Thomas stood up. “I’ll take my blanket out on the cliff to sleep,” he said.

Joseph followed him out of the house, calling “Good-night,’ over his shoulder. The brothers walked in silence toward the cliff and laid their blankets side by side on the ground.

“Let’s ride up the coast tomorrow,” Thomas begged. “I don’t like it here.”

Joseph sat on his blankets and watched the faint far movement of the moonlit sea. “I’m going back tomorrow, Tom,” he said. “I can’t stay away. I must be there in case anything happens.”

“Yes, but we’d planned to stay three days,” Thomas ob­jected. “I’ll need a rest from the dust if I’m to drive the cows a hundred miles, and so will you.”

Joseph sat silent for a long time. “Thomas,” he asked. “Are you asleep yet?”

“No.”

“I’m not going with you, Thomas. You take the cows. I’ll stay with the ranch.”

Thomas rolled up on his elbow. “What are you talking about? Nothing will hurt the ranch. It’s the cows we have to save.”

“You take the cows,” Joseph repeated. “I can’t go away. I’ve thought of going, I’ve put my mind to the act of going, and I can’t. Why, it’d be like leaving a sick person.” Thomas grunted, “Like leaving a dead body! And there’s no harm in that.”

“It isn’t dead,” Joseph protested. “The rain will come next winter, and in the spring the grass will be up and the river will be flowing. You’ll see, Tom. There was some kind of accident that made this. Next spring the ground will be full of water again.”

Thomas jeered: “And you’ll get another wife, and there won’t ever be another drought.”

“It might be so,” Joseph said gently.

“Then come with us to the San Joaquin and help us with the cows.”

Joseph saw lights of a ship passing far out on the ocean, and he watched the lights and held up his finger to see how fast they moved. “I can’t go away,” he said. “This is my land. I don’t know why it’s mine, what makes it mine, but I cannot leave it. In the spring when the grass is up you’ll see. Don’t you remember how the grass was green all over the hills, even in the cracks of the rocks, and how the mustard was yellow? The redwing blackbirds built nests in the mustard stems.”

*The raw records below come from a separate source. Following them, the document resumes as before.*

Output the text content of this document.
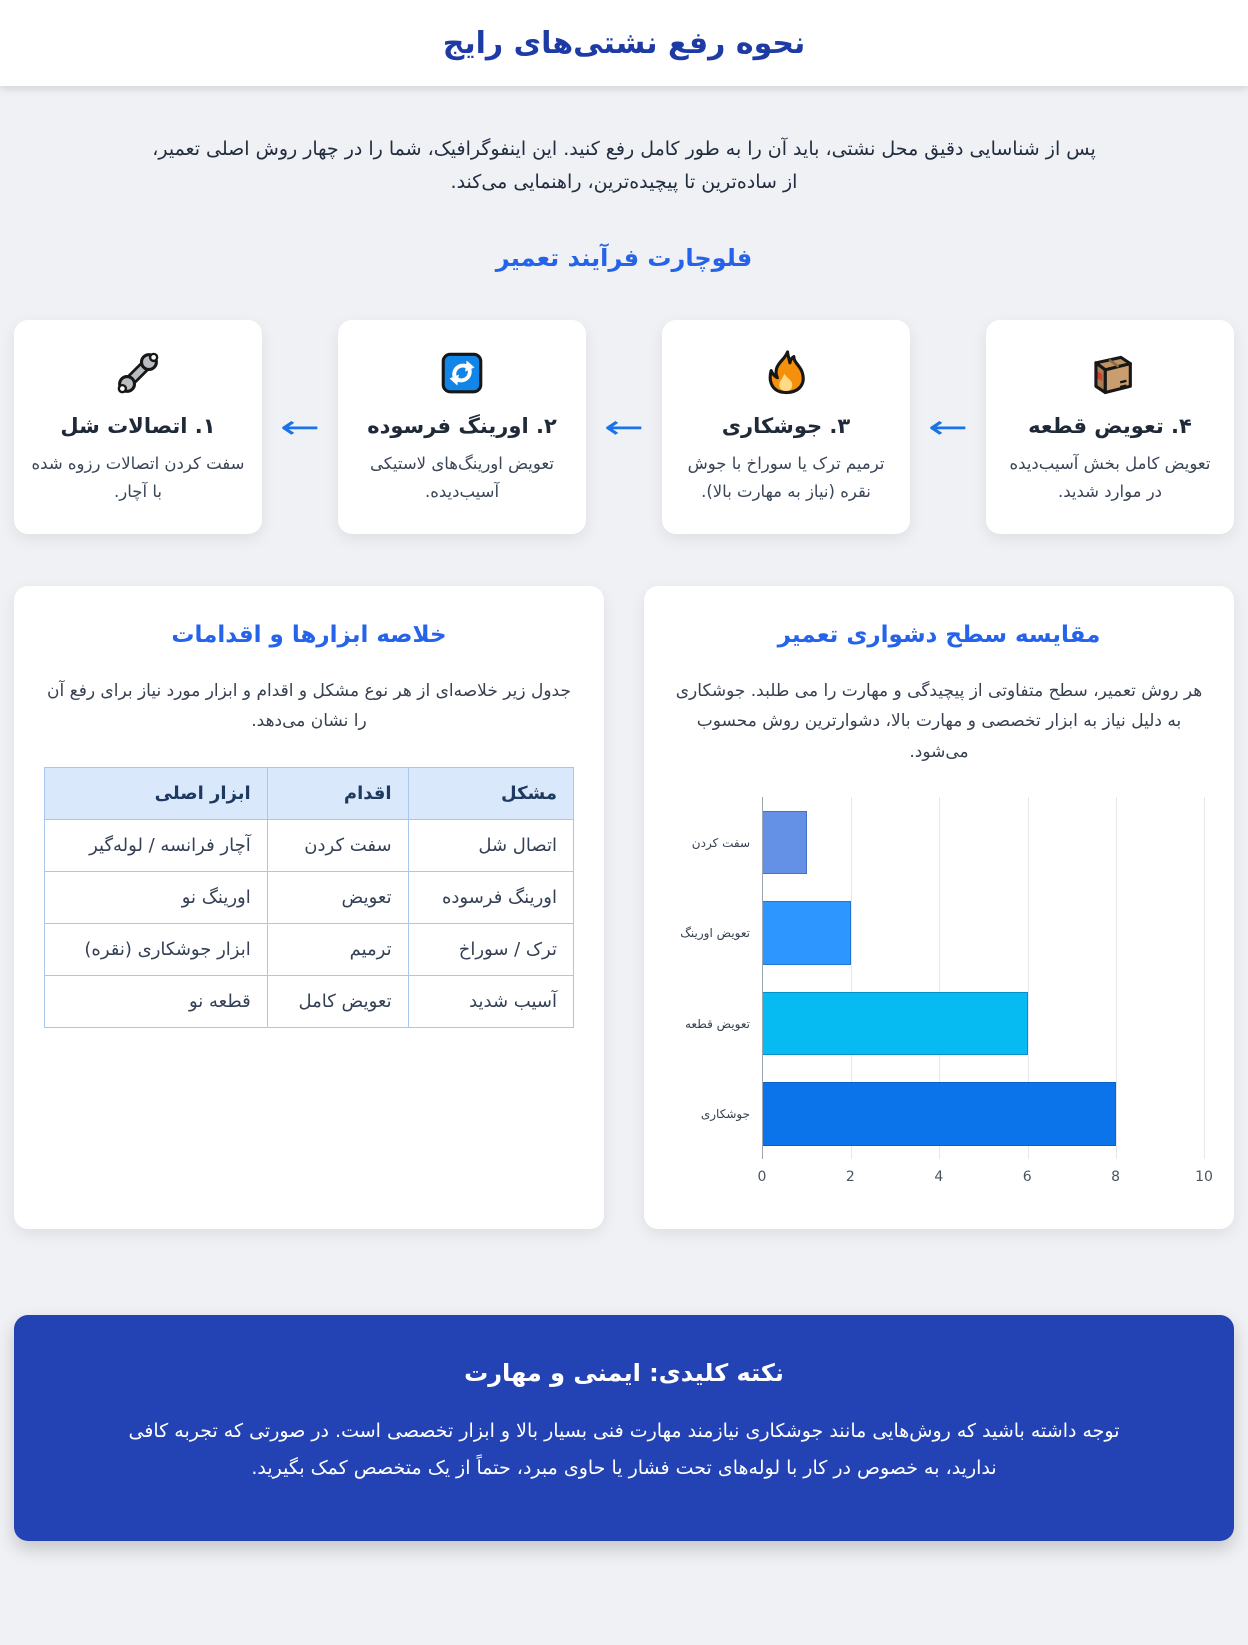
نحوه رفع نشتی‌های رایج

پس از شناسایی دقیق محل نشتی، باید آن را به طور کامل رفع کنید. این اینفوگرافیک، شما را در چهار روش اصلی تعمیر، از ساده‌ترین تا پیچیده‌ترین، راهنمایی می‌کند.

فلوچارت فرآیند تعمیر
۴. تعویض قطعه

تعویض کامل بخش آسیب‌دیده در موارد شدید.

←
۳. جوشکاری

ترمیم ترک یا سوراخ با جوش نقره (نیاز به مهارت بالا).

←
۲. اورینگ فرسوده

تعویض اورینگ‌های لاستیکی آسیب‌دیده.

←
۱. اتصالات شل

سفت کردن اتصالات رزوه شده با آچار.

مقایسه سطح دشواری تعمیر

هر روش تعمیر، سطح متفاوتی از پیچیدگی و مهارت را می طلبد. جوشکاری به دلیل نیاز به ابزار تخصصی و مهارت بالا، دشوارترین روش محسوب می‌شود.

سفت کردن
تعویض اورینگ
تعویض قطعه
جوشکاری
0	2	4	6	8	10
خلاصه ابزارها و اقدامات

جدول زیر خلاصه‌ای از هر نوع مشکل و اقدام و ابزار مورد نیاز برای رفع آن را نشان می‌دهد.

مشکل	اقدام	ابزار اصلی
اتصال شل	سفت کردن	آچار فرانسه / لوله‌گیر
اورینگ فرسوده	تعویض	اورینگ نو
ترک / سوراخ	ترمیم	ابزار جوشکاری (نقره)
آسیب شدید	تعویض کامل	قطعه نو
نکته کلیدی: ایمنی و مهارت

توجه داشته باشید که روش‌هایی مانند جوشکاری نیازمند مهارت فنی بسیار بالا و ابزار تخصصی است. در صورتی که تجربه کافی ندارید، به خصوص در کار با لوله‌های تحت فشار یا حاوی مبرد، حتماً از یک متخصص کمک بگیرید.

“I remember it,” Thomas said truculently, “and I re­member how it was this morning, burned to a cinder and picked clean. Sure, and I remember the circle of dead cows. I can’t get out too quickly. It’s a treacherous place.” He turned on his side. “We’ll go back tomorrow if you say, so. I hope you won’t stay on the damn place.”

“I’ll have to stay,” Joseph said. “If I went with you, I’d be wanting to start back every moment to see if the rain had fallen yet, or if there was any water in the river. I might as well not go away.”

23

THEY awakened to a world swaddled in grey fog. The house and the sheds were dark shadows in the mist, and from below the cliff the surf sounded muffled and hollow. Their blankets were damp. The moisture clung in fine drops to their faces and hair. Joseph found the old man sitting beside a smoldering fire in his hut, and he said, “We must start back as soon as we can find our horses.”

The old man seemed sad at their going. “I hoped you would stay a little while. I’ve told you my knowledge. I thought you might give me yours.”

Joseph laughed bitterly. “I have none to give. My knowl­edge has failed. How can we find our horses in the mist?”

“Oh, I’ll get them for you.” He went to the door and whistled shrilly, and in a moment the silver bell began to ring. The burros came trotting in, and the two horses after them.

Joseph and Thomas saddled their horses and tied the blankets on them, and then Joseph turned to say good-bye to the old man, but he had disappeared into the mist, and he didn’t answer when Joseph called.